Almon was shocked by the bluntness of May’s words. The language of the Civil Service was tapestried with euphemism and allusion. ‘Oskar never gets his hands dirty. Nothing sticks to him. He commissions the services of others. I can’t imagine for one moment that he’d leave a trail that could be followed back to him.’

‘Well, he’s having to act spontaneously now. He can’t have thought of everything.’

‘You still don’t understand who you’re dealing with,’ said Almon. ‘He has all the resources he needs to cover his traces, and they’re not accessible to you except through official government channels. Your unit is answerable to him. He’s made sure that it’s impossible to bring him down. Why else would he have come to you in the first place? He knew you were incompetent.’

Renfield had never hit a civilian before but came close to it now. ‘You were never going to give us what we needed,’ he said. ‘You were just trying to keep your own career from tanking. Well, it’s over now. After this you won’t be able to get a job cleaning toilets.’

‘You still have nothing on Kasavian,’ said Almon simply. ‘And you won’t find it, because there’s nothing
to find. He’s wiped his prints from everything. You talk about my career being over? You’re screwed, all of you. You’ve been played. You’re floating corpses. Your unit is dead in the water, just how he planned it would be from the very beginning.’

That was when Renfield jumped at him.

46

SHADOW IMAGE

 

AFTER STUART ALMON
signed a statement negotiated to the satisfaction of all parties, he was charged with arson and reluctantly released on bail.

A sickly grey and yellow dawn broke over King’s Cross. The clouds looked as if they had fallen down a flight of stairs and badly bruised themselves. The news reports promised heavy rain as the capital’s traditional summer weather – squalls of disappointment with intermittent outbursts of gloom – returned.
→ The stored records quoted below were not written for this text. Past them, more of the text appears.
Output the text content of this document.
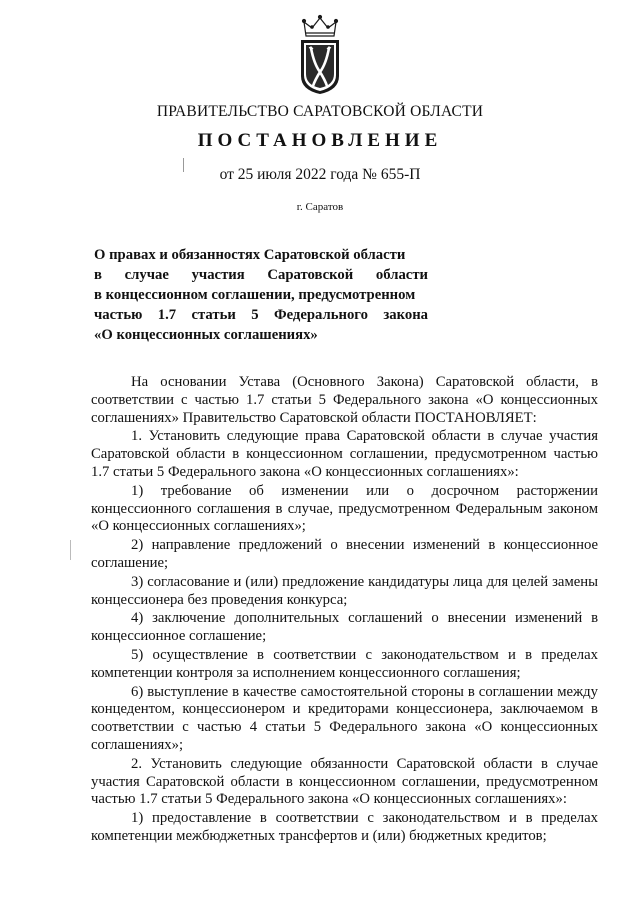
ПРАВИТЕЛЬСТВО САРАТОВСКОЙ ОБЛАСТИ
ПОСТАНОВЛЕНИЕ
от 25 июля 2022 года № 655-П
г. Саратов
О правах и обязанностях Саратовской области
в случае участия Саратовской области
в концессионном соглашении, предусмотренном
частью 1.7 статьи 5 Федерального закона
«О концессионных соглашениях»

На основании Устава (Основного Закона) Саратовской области, в соответствии с частью 1.7 статьи 5 Федерального закона «О концессионных соглашениях» Правительство Саратовской области ПОСТАНОВЛЯЕТ:

1. Установить следующие права Саратовской области в случае участия Саратовской области в концессионном соглашении, предусмотренном частью 1.7 статьи 5 Федерального закона «О концессионных соглашениях»:

1) требование об изменении или о досрочном расторжении концессионного соглашения в случае, предусмотренном Федеральным законом «О концессионных соглашениях»;

2) направление предложений о внесении изменений в концессионное соглашение;

3) согласование и (или) предложение кандидатуры лица для целей замены концессионера без проведения конкурса;

4) заключение дополнительных соглашений о внесении изменений в концессионное соглашение;

5) осуществление в соответствии с законодательством и в пределах компетенции контроля за исполнением концессионного соглашения;

6) выступление в качестве самостоятельной стороны в соглашении между концедентом, концессионером и кредиторами концессионера, заключаемом в соответствии с частью 4 статьи 5 Федерального закона «О концессионных соглашениях»;

2. Установить следующие обязанности Саратовской области в случае участия Саратовской области в концессионном соглашении, предусмотренном частью 1.7 статьи 5 Федерального закона «О концессионных соглашениях»:

1) предоставление в соответствии с законодательством и в пределах компетенции межбюджетных трансфертов и (или) бюджетных кредитов;
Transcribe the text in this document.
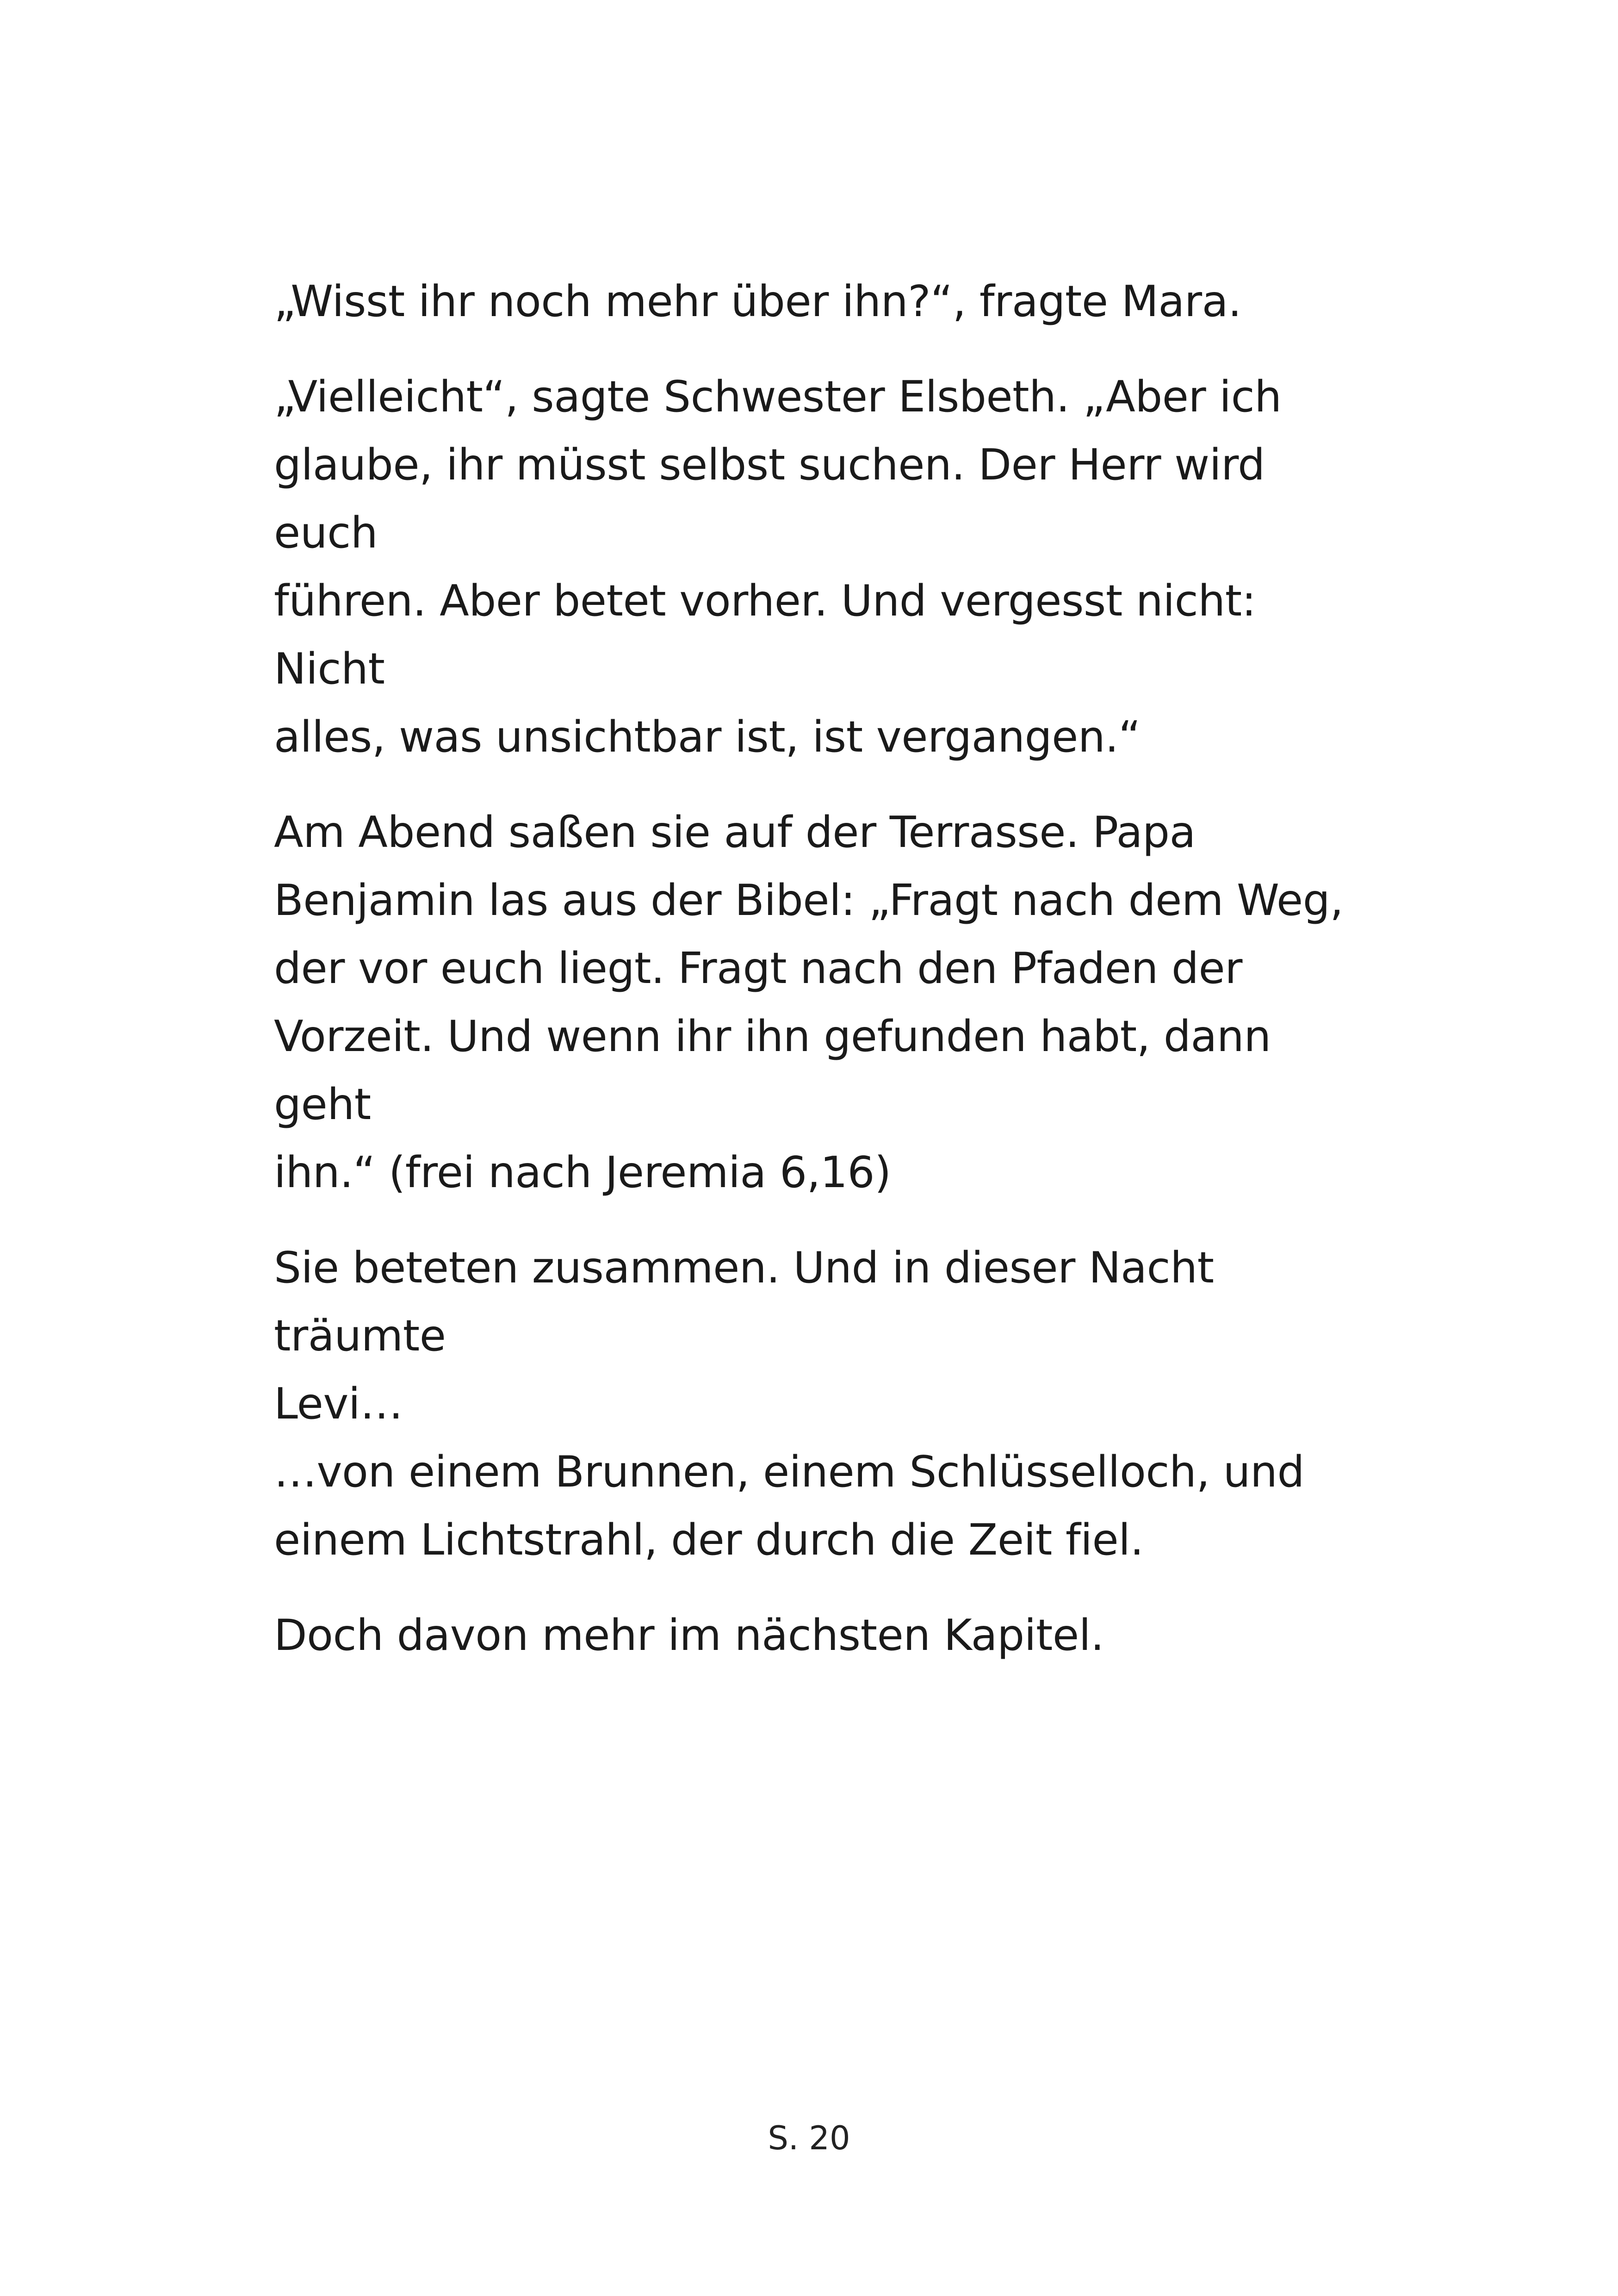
„Wisst ihr noch mehr über ihn?“, fragte Mara.

„Vielleicht“, sagte Schwester Elsbeth. „Aber ich
glaube, ihr müsst selbst suchen. Der Herr wird euch
führen. Aber betet vorher. Und vergesst nicht: Nicht
alles, was unsichtbar ist, ist vergangen.“

Am Abend saßen sie auf der Terrasse. Papa
Benjamin las aus der Bibel: „Fragt nach dem Weg,
der vor euch liegt. Fragt nach den Pfaden der
Vorzeit. Und wenn ihr ihn gefunden habt, dann geht
ihn.“ (frei nach Jeremia 6,16)

Sie beteten zusammen. Und in dieser Nacht träumte
Levi…
…von einem Brunnen, einem Schlüsselloch, und
einem Lichtstrahl, der durch die Zeit fiel.

Doch davon mehr im nächsten Kapitel.

S. 20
The PCU team had worked through the night, but the atmosphere was one of defeat.

They knew they had nothing and would find nothing. As each lead was followed and came to a dead-end, the detectives saw just how carefully the web of their downfall had been constructed. Kasavian had clearly been testing them to see what could be uncovered, secure in the knowledge that even if his original crime was known, there was no way of connecting it back to him.

Colin and Meera had returned to tell of the night’s events. ‘They’re ex-military lads, these bikers,’ Colin told them. ‘Freelancers, up for anything. I can tell the type.
Guys like that used to come to our boxing club. They were lousy at playing by the rules but they were tough as nails, the kind of men who trained out in the snow in shorts and vests. Kasavian probably found them through his old MOD connections. They’re taught to keep their mouths shut no matter what happens. They’re as solid as railway sleepers. I checked to see if they had a shared base here, somewhere they might meet or train together, but they’re real loners.’

‘I’m getting a warrant to turn the Rakes’ Club inside out,’ said Banbury, ‘but the chances of finding anything there now are unlikely.’

‘What time is Kasavian heading to the station?’ asked Land.

‘He’s got a car coming at four thirty p.m.,’ Longbright told him. ‘I’m sending out for breakfasts.’ She pressed the heels of her hands against her eyes and rose from her desk, where a tundra of reports had spread in the last dark hours.

‘Arthur, can I get you something?’ she offered, looking in on Bryant’s office.

‘Just a cup of tea. I’m not hungry.’

‘Perhaps you should try and get some rest.’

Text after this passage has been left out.